Mind sent Freedom of Information requests to all 56 mental health trusts in England, of which 54 trusts responded, asking for information about how quickly people are followed up after being discharged from hospital.
NICE guidelines currently state that all patients should be followed up within seven days because people are at high risk of post-discharge suicide in the first week. Evidence from the National Confidential Inquiry into Suicide and Homicide shows of all patients who died in the first week after discharge, most were on day three.
Mind’s director of external relations Sophie Corlett said: ‘Thousands of people with mental health problems in England and Wales are not getting the appropriate follow-up when they are first discharged from hospital.

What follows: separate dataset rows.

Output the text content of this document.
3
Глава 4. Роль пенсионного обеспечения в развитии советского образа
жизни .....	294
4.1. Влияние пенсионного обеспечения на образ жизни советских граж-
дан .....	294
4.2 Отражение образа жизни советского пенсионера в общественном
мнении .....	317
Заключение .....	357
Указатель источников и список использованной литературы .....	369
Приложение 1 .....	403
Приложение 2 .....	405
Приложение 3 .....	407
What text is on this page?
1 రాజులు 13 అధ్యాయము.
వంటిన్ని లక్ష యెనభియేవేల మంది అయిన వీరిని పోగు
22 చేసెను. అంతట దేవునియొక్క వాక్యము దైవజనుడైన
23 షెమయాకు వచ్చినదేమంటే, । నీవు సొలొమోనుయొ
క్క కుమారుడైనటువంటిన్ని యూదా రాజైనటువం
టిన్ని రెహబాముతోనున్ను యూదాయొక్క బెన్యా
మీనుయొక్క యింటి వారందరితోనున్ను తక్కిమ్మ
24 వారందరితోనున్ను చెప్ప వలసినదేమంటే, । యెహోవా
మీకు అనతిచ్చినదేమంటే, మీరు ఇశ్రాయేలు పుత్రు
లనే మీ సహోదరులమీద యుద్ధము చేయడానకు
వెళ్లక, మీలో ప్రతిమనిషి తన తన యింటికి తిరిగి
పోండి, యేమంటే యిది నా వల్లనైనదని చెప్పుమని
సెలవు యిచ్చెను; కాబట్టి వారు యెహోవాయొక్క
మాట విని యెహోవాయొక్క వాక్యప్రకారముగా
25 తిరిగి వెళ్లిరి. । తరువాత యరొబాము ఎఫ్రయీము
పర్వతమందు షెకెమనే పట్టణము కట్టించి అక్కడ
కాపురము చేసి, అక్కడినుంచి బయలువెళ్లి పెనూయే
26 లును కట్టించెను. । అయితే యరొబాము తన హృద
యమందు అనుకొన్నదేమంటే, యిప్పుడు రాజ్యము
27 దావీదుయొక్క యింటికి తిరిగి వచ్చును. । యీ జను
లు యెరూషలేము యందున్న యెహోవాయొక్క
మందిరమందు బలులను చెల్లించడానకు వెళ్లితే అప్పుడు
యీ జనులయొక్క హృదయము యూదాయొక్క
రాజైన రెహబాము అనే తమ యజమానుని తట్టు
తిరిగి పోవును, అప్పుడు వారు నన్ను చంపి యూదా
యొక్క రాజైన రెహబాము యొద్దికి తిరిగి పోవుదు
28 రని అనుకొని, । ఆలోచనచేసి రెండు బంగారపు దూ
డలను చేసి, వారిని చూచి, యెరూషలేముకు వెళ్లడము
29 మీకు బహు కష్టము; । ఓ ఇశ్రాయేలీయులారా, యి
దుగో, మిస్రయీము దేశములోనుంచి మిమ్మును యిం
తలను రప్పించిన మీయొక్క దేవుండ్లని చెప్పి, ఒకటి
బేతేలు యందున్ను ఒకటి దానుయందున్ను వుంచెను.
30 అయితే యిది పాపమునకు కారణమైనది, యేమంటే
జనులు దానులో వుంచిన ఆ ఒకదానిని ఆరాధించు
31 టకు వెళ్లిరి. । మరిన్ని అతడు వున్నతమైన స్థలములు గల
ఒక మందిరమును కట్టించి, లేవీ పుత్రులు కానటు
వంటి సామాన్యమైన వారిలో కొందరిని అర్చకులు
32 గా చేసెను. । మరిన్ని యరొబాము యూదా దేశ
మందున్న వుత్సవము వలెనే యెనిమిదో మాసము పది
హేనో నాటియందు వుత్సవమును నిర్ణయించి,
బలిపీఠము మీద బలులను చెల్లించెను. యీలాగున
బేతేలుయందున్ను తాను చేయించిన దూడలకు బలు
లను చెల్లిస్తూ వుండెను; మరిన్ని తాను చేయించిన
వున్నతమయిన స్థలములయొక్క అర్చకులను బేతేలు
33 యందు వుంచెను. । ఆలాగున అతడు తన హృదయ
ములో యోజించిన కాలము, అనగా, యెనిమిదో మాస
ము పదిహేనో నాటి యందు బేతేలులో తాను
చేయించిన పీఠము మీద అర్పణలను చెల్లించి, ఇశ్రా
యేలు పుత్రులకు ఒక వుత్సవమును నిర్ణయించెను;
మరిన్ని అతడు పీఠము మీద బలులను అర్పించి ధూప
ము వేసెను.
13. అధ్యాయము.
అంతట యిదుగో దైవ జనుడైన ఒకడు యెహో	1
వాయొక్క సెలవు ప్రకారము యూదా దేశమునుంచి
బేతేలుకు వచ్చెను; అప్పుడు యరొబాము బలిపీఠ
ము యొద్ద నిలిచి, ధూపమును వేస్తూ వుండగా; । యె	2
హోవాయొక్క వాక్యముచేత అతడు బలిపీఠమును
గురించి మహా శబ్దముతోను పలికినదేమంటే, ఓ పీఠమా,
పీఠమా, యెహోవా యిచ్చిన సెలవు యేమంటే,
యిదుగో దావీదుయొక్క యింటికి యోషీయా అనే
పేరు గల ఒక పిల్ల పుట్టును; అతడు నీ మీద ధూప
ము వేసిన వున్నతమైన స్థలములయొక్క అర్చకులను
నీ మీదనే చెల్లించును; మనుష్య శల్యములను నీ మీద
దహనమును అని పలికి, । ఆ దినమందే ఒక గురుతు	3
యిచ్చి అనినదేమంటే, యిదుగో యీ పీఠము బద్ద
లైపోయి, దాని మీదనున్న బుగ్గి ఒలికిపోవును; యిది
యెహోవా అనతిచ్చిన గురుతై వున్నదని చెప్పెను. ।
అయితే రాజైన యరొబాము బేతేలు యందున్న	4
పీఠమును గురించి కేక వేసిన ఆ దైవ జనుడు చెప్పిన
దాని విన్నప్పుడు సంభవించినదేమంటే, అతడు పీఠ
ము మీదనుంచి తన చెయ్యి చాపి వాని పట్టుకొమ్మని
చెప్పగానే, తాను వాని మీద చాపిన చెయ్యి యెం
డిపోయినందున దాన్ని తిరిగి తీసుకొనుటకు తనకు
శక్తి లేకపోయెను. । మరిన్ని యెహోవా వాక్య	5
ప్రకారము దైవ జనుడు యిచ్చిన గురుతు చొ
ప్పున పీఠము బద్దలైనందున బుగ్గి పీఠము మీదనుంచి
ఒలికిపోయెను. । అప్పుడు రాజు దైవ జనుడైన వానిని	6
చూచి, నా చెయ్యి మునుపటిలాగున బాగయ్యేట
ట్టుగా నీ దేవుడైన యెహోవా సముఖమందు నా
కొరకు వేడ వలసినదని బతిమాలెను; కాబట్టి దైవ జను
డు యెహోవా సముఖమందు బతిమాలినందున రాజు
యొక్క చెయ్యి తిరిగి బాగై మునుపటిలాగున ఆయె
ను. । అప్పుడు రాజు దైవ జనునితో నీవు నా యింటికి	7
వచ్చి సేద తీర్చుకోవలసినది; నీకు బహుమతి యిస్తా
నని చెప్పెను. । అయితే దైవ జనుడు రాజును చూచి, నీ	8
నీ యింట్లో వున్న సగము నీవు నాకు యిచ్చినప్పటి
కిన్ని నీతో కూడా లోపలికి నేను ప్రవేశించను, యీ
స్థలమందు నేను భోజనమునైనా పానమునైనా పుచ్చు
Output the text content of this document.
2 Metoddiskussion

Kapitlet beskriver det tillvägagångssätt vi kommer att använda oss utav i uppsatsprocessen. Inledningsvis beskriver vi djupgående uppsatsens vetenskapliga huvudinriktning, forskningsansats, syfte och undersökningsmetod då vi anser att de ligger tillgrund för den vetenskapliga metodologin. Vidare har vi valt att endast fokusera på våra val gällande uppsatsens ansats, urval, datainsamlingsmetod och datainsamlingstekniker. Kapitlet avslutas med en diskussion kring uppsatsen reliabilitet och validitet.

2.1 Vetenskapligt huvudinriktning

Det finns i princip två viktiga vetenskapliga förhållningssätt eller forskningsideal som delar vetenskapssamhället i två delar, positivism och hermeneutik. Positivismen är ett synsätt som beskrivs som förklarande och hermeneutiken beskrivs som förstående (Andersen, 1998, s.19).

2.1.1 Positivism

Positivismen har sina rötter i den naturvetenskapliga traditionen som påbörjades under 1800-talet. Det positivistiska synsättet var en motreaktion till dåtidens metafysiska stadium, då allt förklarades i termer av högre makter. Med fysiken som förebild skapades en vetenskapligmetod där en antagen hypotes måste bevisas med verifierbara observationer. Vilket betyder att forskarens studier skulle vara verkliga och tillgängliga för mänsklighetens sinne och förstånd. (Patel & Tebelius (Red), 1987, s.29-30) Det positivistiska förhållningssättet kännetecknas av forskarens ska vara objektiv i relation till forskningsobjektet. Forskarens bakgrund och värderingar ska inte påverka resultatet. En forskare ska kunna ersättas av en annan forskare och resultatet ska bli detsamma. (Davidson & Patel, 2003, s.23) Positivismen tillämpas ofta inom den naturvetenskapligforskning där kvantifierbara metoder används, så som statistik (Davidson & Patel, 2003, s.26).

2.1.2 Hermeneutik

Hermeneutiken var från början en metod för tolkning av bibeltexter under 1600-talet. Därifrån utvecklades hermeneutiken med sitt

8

This is not good enough. It is a tragedy that so many people so very recently leaving the care of hospital are losing their lives.
‘The Government has put suicide prevention as a key patient safety issue for the NHS as a whole and pledged to reduce suicides by 10 per cent in the next five years. Timelier follow-up for patients after they leave hospital could help achieve this.
‘We are calling for NICE to update its guidance and hold local mental health trusts in England and Health Boards in Wales to account so that every person that leaves hospital after a mental health crisis gets follow-up within 48 hours.’
At the moment, NICE recommends follow-up within 48 hours for some patients only. Following on from its revelations, Mind is calling for this timeframe to extend to everyone leaving hospital after a mental health crisis.
Mind said its findings show the lack of appropriate follow-up is putting significant pressure on the NHS. Patients not followed up within seven days were more than twice as likely to end up in A&E as a result of their mental health within the first week of being discharged.
Data from the NHS shows that on average more than one in twenty people (6.5%) with mental health problems who are discharged from hospital are readmitted within 30 days.